There's something irresistibly romantic about Café Daquise, the Polish restaurant in South Kensington that has just re-opened after being gutted by a fire last September. Its elderly patrons may not be much to look at, with their Borscht-stained teeth and moth-eaten cardigans, but nearly all of them played a part in the anti-Communist struggle that eventually liberated Poland--and the rest of Eastern Europe--from Soviet tyranny in 1989. Indeed, at one point Café Daquise was the unofficial headquarters of Edward Raczynski, the Polish President-in-Exile from 1979-86.
"The old generation are not very mobile any more, but they're still coming," says Jola Pinchard, the manageress of 13 years. "They come for the food--and because it's not very expensive."
It certainly isn't. I had a very decent set lunch for £7.50. It even included a glass of wine, though I'd advise anyone thinking of visiting Café Daquise not to inquire about the vintage. I made the mistake of asking my waitress whether there was any choice about the wine that came with the meal. "Yes," she replied, giving me a withering look. "You can choose between red or white."

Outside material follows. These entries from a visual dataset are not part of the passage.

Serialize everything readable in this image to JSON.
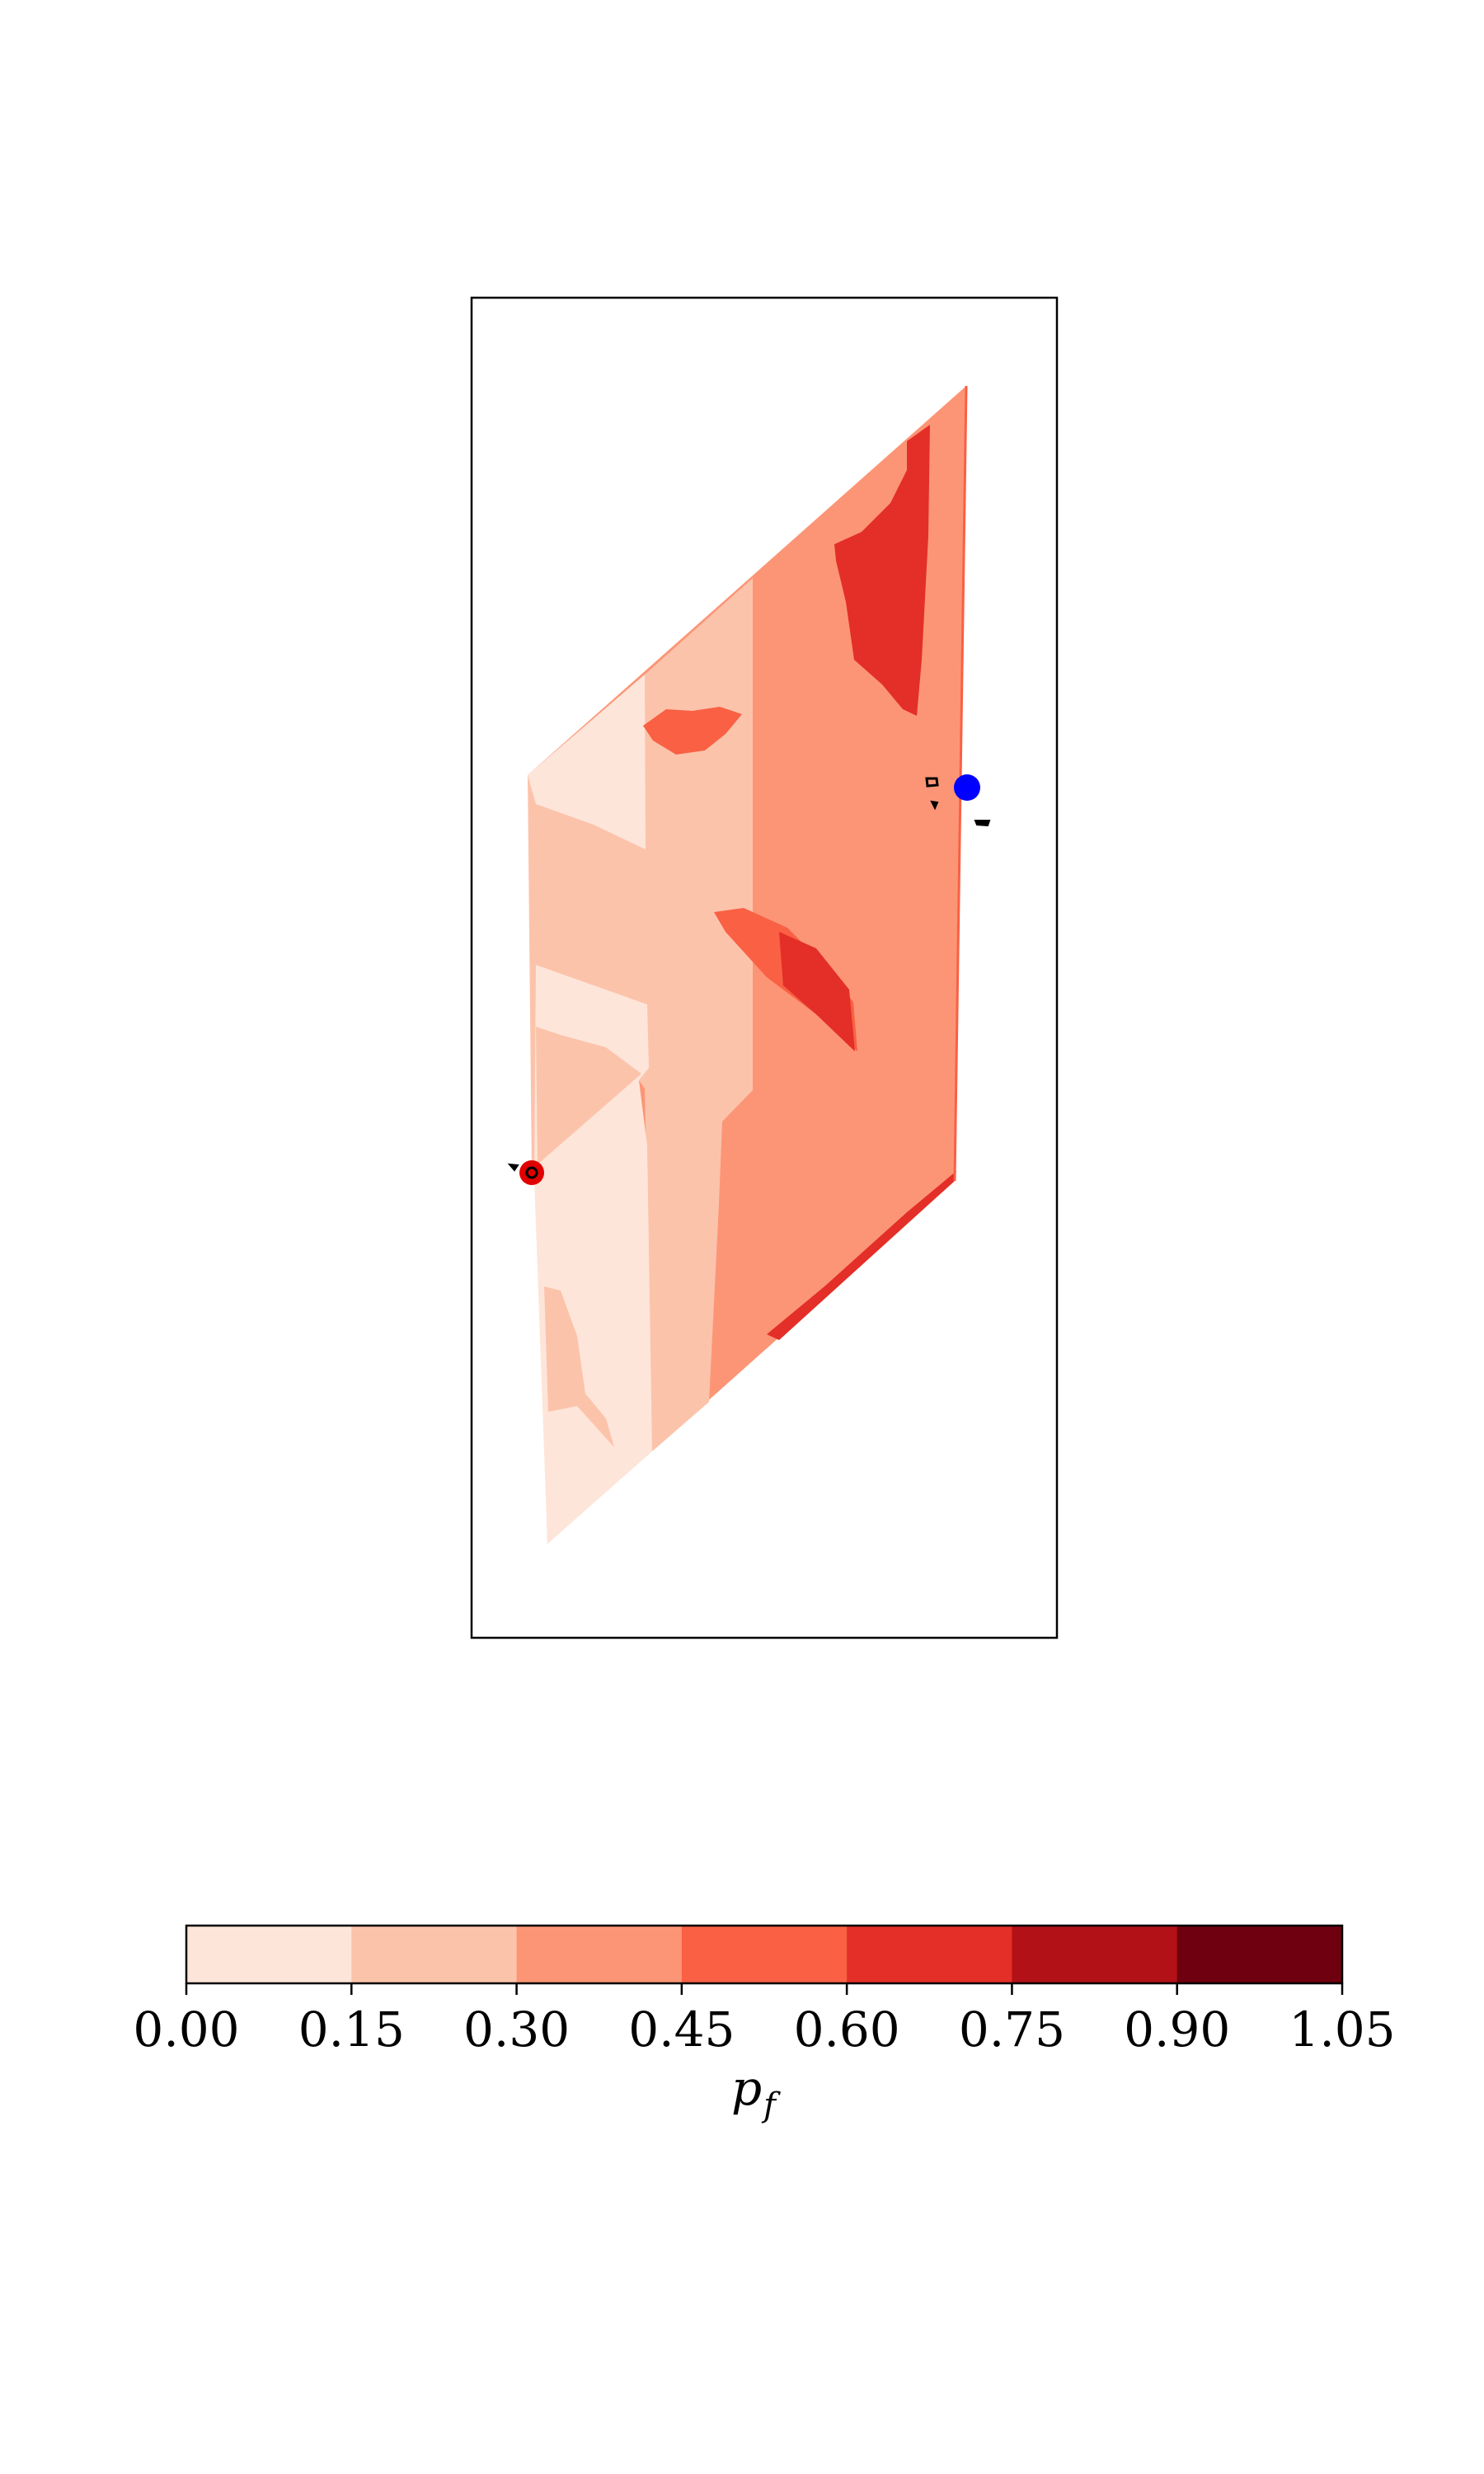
{
  "chart_data": {
    "type": "heatmap",
    "title": "",
    "axes_ticks_visible": false,
    "colormap": "Reds",
    "levels": [
      0.0,
      0.15,
      0.3,
      0.45,
      0.6,
      0.75,
      0.9,
      1.05
    ],
    "level_colors": [
      "#fee5d9",
      "#fcc3ab",
      "#fc9576",
      "#f96044",
      "#e32f27",
      "#b11117",
      "#6f0010"
    ],
    "region_levels": {
      "base": 0.3,
      "left_column": 0.0,
      "middle_band": 0.15,
      "upper_blob": 0.45,
      "mid_streak_light": 0.45,
      "mid_streak_dark": 0.6,
      "top_right_blob": 0.6,
      "bottom_edge_strip": 0.6
    },
    "markers": [
      {
        "name": "blue point",
        "color": "#0000ff"
      },
      {
        "name": "red point",
        "color": "#e00000"
      }
    ],
    "colorbar": {
      "orientation": "horizontal",
      "ticks": [
        "0.00",
        "0.15",
        "0.30",
        "0.45",
        "0.60",
        "0.75",
        "0.90",
        "1.05"
      ],
      "label": "p",
      "label_subscript": "f"
    }
  }
}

Café Daquise first threw open its doors in 1947 and, by the looks of it, very little has changed in the intervening 59 years. Tables covered in plastic tablecloths still sit on a linoleum floor and the walls are still decorated with Polish bric-a-brac. When the whole place went up in flames four months ago, the owners used the insurance money to create an exact replica of the original restaurant.
"Our customers don't like change," explains the manageress. "At one point we decided it would be nice to play a bit of classical music in the background, but one of our regulars got up a petition to complain about it and that was the end of that."
Perhaps they should have played the theme from The Ipcress File instead. Café Daquise's main claim to fame, apart from being London's first Polish restaurant, is that it was where Christine Keeler met regularly with Yevgeny Ivanov, the senior naval attaché at the Russian Embassy. If she ever passed on any military secrets gleaned from her pillow talk with John Profumo, this is where she would have done it.
Rather surprisingly, on the afternoon I was there the other diners weren't exclusively octogenarians. Since Poland joined the EU in 2004, Café Daquise has become a home-away-from home for a new generation of Polish ex-pats, most of them eager to sample the authentic cuisine. The menu at Café Daquise boasts such classics as salted fillet herring, stuffed cabbage and potato pancakes--all of them very reasonably priced.
My meal consisted of a large bowl of chicken noodle soup, followed by Brittany beans and kielbasa in a spicy tomato sauce accompanied by two scoops of mashed potato. It wasn't an epicurean feast, but it wasn't half bad, either. If I'd been a migrant worker on my lunch break from toiling on a building site this would have been just the thing to fortify me against the cold winter's day.
Café Daquise is situated to the rear of South Kensington tube and, at one point, it looked as though it might fall victim to a redevelopment proposal. A £110 scheme designed by architect Terry Farrell was submitted to the Royal Borough of Kensington and Chelsea for planning permission in 2003 and, had it gone ahead, the entire block in which the tube station is located would have been demolished. Fortunately, the application was withdrawn and Café Daquise still stands, a monument to Britain's historic role as a centre of international political intrique.